Monday, March 3, 2008

The Earth Moved

When I was a kid (post banana-seat bike, pre-10-speed bike), we had a pretty good sized earthquake. I was standing in the family room, my mother was sitting on a sofa just under a window and beside a bookcase with a 40-gallon fish tank on top. She had a plate of rice on her lap, and she was holding a fork.

It all happened in a matter of seconds, but like most major events, time appeared to slow down substantially. First, the ground moved in a gentle side-to-side motion. The fish tank water was sloshing a little. I didn't know what was going on. Next, it felt like a series of waves rolling through the family room. A clock fell off the wall. It felt like an amusement park ride.

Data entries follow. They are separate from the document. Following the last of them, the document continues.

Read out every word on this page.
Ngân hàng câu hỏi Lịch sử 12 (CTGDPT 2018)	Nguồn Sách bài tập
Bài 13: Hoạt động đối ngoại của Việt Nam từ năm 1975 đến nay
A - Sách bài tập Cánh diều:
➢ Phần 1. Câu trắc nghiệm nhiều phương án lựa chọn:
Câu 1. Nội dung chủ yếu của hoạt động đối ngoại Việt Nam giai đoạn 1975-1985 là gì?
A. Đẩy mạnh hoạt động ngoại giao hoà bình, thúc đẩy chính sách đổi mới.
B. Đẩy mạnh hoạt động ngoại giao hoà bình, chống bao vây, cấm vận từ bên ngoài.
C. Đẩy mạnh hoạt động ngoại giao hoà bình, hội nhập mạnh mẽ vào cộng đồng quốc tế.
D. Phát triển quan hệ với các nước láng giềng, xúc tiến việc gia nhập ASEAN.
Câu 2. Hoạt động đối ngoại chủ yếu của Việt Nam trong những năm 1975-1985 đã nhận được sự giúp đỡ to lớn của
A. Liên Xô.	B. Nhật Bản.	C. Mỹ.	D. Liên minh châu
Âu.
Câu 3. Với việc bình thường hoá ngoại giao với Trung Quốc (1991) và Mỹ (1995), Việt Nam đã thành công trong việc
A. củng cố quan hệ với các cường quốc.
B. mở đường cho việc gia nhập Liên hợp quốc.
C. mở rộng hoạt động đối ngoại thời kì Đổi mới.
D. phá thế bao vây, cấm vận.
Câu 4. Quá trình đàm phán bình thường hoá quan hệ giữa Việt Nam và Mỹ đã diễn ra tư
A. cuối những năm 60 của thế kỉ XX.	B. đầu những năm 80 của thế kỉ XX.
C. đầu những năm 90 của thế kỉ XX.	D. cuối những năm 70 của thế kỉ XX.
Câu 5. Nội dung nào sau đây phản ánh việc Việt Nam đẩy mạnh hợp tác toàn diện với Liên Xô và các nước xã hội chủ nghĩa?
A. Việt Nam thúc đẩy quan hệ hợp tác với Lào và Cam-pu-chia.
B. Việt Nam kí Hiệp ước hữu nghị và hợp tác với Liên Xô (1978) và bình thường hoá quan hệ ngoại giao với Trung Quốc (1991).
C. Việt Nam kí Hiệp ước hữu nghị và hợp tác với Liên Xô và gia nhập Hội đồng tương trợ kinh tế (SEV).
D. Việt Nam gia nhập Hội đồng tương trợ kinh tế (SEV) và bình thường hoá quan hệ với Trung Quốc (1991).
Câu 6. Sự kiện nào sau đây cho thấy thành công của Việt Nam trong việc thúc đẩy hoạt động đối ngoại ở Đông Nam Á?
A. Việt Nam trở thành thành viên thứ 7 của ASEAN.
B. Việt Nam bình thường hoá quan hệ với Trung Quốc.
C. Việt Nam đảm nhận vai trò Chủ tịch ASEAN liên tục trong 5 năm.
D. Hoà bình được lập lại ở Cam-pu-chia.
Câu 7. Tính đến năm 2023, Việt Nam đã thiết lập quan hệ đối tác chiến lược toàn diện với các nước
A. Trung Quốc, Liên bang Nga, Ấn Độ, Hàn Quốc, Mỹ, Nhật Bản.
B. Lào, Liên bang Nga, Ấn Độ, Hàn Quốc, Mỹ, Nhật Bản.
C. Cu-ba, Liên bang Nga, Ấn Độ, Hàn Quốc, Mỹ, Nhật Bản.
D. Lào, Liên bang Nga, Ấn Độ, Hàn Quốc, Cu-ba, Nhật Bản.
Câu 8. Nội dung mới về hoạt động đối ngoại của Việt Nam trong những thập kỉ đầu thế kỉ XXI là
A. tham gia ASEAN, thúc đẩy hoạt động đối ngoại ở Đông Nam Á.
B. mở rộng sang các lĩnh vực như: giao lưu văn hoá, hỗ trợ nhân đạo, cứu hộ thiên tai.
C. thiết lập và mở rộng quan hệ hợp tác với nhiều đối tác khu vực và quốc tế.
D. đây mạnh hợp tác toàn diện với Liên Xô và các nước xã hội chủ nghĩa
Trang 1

"Cool!" I yelled. And it was. It was like getting a ride for free, and I have always been a big fan of roller coasters, speedboats, and other devices that shake up your insides. And this one didn't even require tickets!

Then I saw my mother's face.

She was green. Her hand, wrapped around her fork, was clenched tighter than I thought anything could clench. She leaned forward, away from the big window, pushed me away from the glass sliding door, looked up at me, straight in the eye, burped slightly as if she was stifling a wave of nausea, and said, "No. NOT cool."

She dropped her fork and set down her plate, and got to the serious business of getting us away from all the windows and other hazards, like hanging cupboards in the kitchen, and any walls covered with large framed art.

I had never be fore, and have not seen since, the level of absolute fear I saw on her face. Pure and vulnerable, absolutely terrified, she could barely move.

In order to understand how bizarre it was to see her so scared, you have to know the basics about her. My mother was born in the lower 48, and raised in Alaska. When she was in high school, she started hanging out at the municipal airport in Anchorage. She had her pilot's license by the time she was I think 16. She was one of only two female pilots rated for twin-engine planes in all of Alaska in the 1960s.

She was a bush pilot in possibly the most hazardous terrain and atmospheric conditions in the world, and she had more fun doing it than she's ever had doing anything else. Whereas a lot of young people who grow up in relatively rustic areas turn to drink and partying, my mother took her friends on puddle-jumping jaunts all over her home state on the weekends.

The day after her 20th birthday, March 27th, 1964, her brother was driving her home along a strip of road just beside the municipal airport where she spent so much of her time. The car started lurching, and they both thought the car had a flat tire.

Then, the road started opening and closing like cracks in dry cookie dough. Everything was moving, and the city of Anchorage was quite literally destroyed. Flattened to the ground in just minutes. Since that earthquake, my grandmother has never and will never take a room higher than the 3rd floor.

My mother, who was a nursing student at the time, volunteered to fly supplies and assist with any medical needs to Inuit villages and other towns with no other access to help.

She never talked about it much. I managed to get her to talk about it once, and luckily I had a voice recorder. She said that she had never seen anything as destructive and horrible until lower Manhattan just after 9/11. Flying aid after the earthquake was how she met my father. People really do form fast bonds in the face of extreme trauma.

When I stood in that family room and saw my mother's face and heard those three words, "No. NOT cool," I got it for the first time. I understood the concept that it was absolutely important to stop and think before saying anything.

That was the first time I completely grasped the concept of perspective. It wasn't an epiphany, it was the understanding that in order to fully appreciate the people around me, I need to try to see events through their eyes. I need to look at someone's face before opening my big, fat mouth.

Not many people think that way, I have found. It's more important to most people to make sure everyone around them knows THEIR perspective, so they talk and talk and talk about themselves until their faces turn blue. But to them, they're doing you a favor. They're doing the work FOR you.

Instead of trusting you to make an effort to read them, they're telling you exactly how they feel. And what do you do? In all likelihood, you return the favor and tell them all about you, before you even stop for a second to digest what they've told you about themselves.

When I'm having a conversation with someone, I prefer to listen, wait a beat to think a little bit, and then proceed. A lot of people can't deal with even the briefest of pauses, and a lot of people tell me that I'm "quiet," and things like, "You don't say much, but it's clear you have a lot going on upstairs."

If you knew me at all, you'd know that I'm anything but quiet, and that I'm really not that bright (Hell, you can tell that by just reading this blog, or even by the fact that I have a blog at all!). I'd just rather simplify things. Instead of explaining everything, I will give the simplest answer I can, and try to actively listen to what people are saying, and think about why they are saying it.

Clearly, this doesn't apply to every conversation I have. Often, for the sake of efficiency, things have to be said quickly. That's fine. I'm talking more about conversations with people I care about. I try to appreciate the people I call friends. That's all.

I sometimes feel bad when I think that there are people out there who have never actually had anyone genuinely try to understand where they're coming from.

But hey, it took a fucking earthquake to make me figure it out. Actually, it took two.